Literacy Disrupted

Coming soon to classrooms: the joy of reading (on tablets).

GUEST COLUMN | by Gideon Stein

CREDIT LightSail EducationWhat are your students reading? Great fiction and non-fiction texts that are a pleasure to read? If so, count them among the fortunate few. Reading has become an unwelcomed chore for the vast majority of students in public, charter and private schools throughout the country. There are many reasons for this, including uninspired made-by-committee textbooks, understandably distracted students, and teachers who need professional development and support to help children enjoy reading.

The catastrophic result is that, according the National Center for Education Statistics, a shockingly low 33 percent of American students are proficient in reading by eighth grade. Tragically, most of the others never catch up. Student readiness for college-level reading, according to the ACT, is at its lowest in over a decade.

In recognition of our national failure to make good books, love of reading and support for reading instruction part of every school’s literacy program, 46 states have mandated a return to quality reading, including texts of literary and historic value, in the form of the Common Core State Standards.

The good news, whatever your stance on the Common Core, is that there simply is no better way – some would argue no other means – to build students’ comprehension and cognition skills than for them to engage consistently, purposefully and more pleasurably with books. And digital tablets are making that possible.

There has been a lot written on technology’s potential to “disrupt” American education for better or, some believe, worse. But while there may be legitimate reasons for concern about the over-use of technology in the classroom, digital tablets offer an extraordinary opportunity to impact literacy rates by improving the quality of students’ reading, supporting teachers, and helping administrators scaffold their schools’ enhanced reading program. And all of this can be done using tablets for a relatively small part of a child’s instructional day.

Digital tablets – iPads, and others – are among history’s fastest-growing educational tools. More than 5 million iPads have already been sold to U.S. schools, many in our largest districts.  This rapid adoption of tablets is being driven by educators who see their promise – in exciting students, certainly, but also in bringing a wealth of instructional materials, including materials familiar to us pre-tablet students, into often under-resourced classrooms.

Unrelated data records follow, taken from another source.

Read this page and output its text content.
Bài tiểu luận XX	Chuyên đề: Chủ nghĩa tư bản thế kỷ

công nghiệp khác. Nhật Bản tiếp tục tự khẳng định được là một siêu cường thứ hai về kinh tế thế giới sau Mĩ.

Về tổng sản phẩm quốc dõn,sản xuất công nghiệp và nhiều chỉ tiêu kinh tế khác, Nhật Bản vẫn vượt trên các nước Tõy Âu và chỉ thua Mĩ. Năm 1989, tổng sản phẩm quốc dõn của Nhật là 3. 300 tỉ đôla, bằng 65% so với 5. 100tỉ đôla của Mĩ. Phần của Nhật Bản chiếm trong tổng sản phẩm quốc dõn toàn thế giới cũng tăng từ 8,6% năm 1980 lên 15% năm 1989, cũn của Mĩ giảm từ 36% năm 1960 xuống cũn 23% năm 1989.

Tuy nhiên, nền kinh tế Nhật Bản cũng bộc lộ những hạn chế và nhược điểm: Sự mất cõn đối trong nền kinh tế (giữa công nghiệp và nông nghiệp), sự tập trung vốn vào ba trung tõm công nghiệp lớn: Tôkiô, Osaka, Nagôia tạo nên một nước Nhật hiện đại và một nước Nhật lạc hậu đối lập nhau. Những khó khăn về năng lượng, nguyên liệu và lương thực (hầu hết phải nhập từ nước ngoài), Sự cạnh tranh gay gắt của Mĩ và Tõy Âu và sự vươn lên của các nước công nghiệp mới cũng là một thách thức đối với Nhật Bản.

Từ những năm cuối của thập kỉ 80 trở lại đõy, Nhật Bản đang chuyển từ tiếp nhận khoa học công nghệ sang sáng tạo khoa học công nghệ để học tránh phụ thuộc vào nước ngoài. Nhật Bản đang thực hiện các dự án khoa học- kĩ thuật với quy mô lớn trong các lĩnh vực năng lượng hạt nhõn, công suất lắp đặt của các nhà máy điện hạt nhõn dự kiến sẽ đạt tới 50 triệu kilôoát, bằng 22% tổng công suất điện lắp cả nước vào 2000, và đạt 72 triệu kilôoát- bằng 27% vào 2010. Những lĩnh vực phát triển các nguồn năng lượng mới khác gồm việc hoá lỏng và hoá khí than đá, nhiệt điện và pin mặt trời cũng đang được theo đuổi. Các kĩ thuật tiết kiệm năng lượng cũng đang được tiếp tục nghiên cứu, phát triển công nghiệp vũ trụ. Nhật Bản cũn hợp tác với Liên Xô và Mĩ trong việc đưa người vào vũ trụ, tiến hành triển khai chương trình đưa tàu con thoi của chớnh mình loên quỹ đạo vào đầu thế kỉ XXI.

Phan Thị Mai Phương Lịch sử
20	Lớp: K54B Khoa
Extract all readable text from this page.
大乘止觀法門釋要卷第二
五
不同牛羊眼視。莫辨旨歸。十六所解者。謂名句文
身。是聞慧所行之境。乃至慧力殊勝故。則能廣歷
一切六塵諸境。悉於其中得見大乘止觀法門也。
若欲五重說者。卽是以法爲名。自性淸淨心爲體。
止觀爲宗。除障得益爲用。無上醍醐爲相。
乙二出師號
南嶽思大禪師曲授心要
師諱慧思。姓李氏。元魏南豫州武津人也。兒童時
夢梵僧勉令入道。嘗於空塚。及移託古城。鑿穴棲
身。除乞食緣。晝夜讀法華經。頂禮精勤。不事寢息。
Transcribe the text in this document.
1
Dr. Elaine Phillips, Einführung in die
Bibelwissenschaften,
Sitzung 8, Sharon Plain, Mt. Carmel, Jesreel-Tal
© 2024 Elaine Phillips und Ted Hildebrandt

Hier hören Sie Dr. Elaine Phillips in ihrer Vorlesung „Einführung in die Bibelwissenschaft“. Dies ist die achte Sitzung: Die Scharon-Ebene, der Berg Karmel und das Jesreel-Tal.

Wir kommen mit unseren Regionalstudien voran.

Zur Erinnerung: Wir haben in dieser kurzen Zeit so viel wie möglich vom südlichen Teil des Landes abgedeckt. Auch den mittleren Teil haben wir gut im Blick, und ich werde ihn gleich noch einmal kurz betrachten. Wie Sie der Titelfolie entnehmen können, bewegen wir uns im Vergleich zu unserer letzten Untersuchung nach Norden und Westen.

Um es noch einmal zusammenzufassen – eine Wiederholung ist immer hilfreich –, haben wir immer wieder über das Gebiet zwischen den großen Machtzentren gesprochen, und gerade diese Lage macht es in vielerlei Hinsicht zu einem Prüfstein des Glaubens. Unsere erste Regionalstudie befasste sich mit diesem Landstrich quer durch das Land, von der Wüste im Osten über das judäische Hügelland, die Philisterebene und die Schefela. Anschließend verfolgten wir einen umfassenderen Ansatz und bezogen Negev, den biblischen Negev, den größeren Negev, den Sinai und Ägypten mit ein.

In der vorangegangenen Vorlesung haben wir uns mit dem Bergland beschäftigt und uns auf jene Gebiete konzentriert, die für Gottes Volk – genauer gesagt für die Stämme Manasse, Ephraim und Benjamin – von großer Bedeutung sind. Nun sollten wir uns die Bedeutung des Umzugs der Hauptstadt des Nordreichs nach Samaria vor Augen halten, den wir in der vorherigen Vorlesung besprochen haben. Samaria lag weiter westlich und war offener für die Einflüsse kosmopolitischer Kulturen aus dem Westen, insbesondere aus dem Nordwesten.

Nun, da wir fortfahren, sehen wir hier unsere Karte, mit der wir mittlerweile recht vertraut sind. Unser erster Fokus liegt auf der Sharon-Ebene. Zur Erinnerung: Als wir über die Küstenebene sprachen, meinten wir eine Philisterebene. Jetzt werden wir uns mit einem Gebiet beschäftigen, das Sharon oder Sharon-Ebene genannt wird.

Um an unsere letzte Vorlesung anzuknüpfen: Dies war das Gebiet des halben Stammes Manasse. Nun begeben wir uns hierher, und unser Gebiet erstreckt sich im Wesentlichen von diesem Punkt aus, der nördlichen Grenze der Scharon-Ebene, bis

Using a tablet, students can access worthwhile books when they need them, where they need them. Publishers are now supporting the development of classroom e-libraries, providing best sellers and classics to schools at cost-effective prices.

Tablets support teachers, too. Educational software monitors students’ comprehension as they read, through third-party validated assessments and other analytic tools. This way, teachers know when students need help and can provide it immediately, face-to-face. The same digital tools can instantly aggregate data on classrooms’ progress toward Common Core mastery for administrators, who in turn can make certain that teachers who aren’t supporting students effectively receive the coaching they need.

These changes are already taking place in urban classrooms. In my work, I have heard from teachers whose lives have been made not just easier but more rewarding because of what tablets are doing for their literacy program. I have seen at-risk students reading on tablets long after being dismissed for lunch – because the books they were reading were that good.

If this is the disruption pundits have been predicting, it looks a lot like joy.

Gideon Stein, CEO and founder of LightSail Education, is Vice Chairman of the Education News Network and serves on the boards of New Classrooms and The Moriah Fund, a private foundation.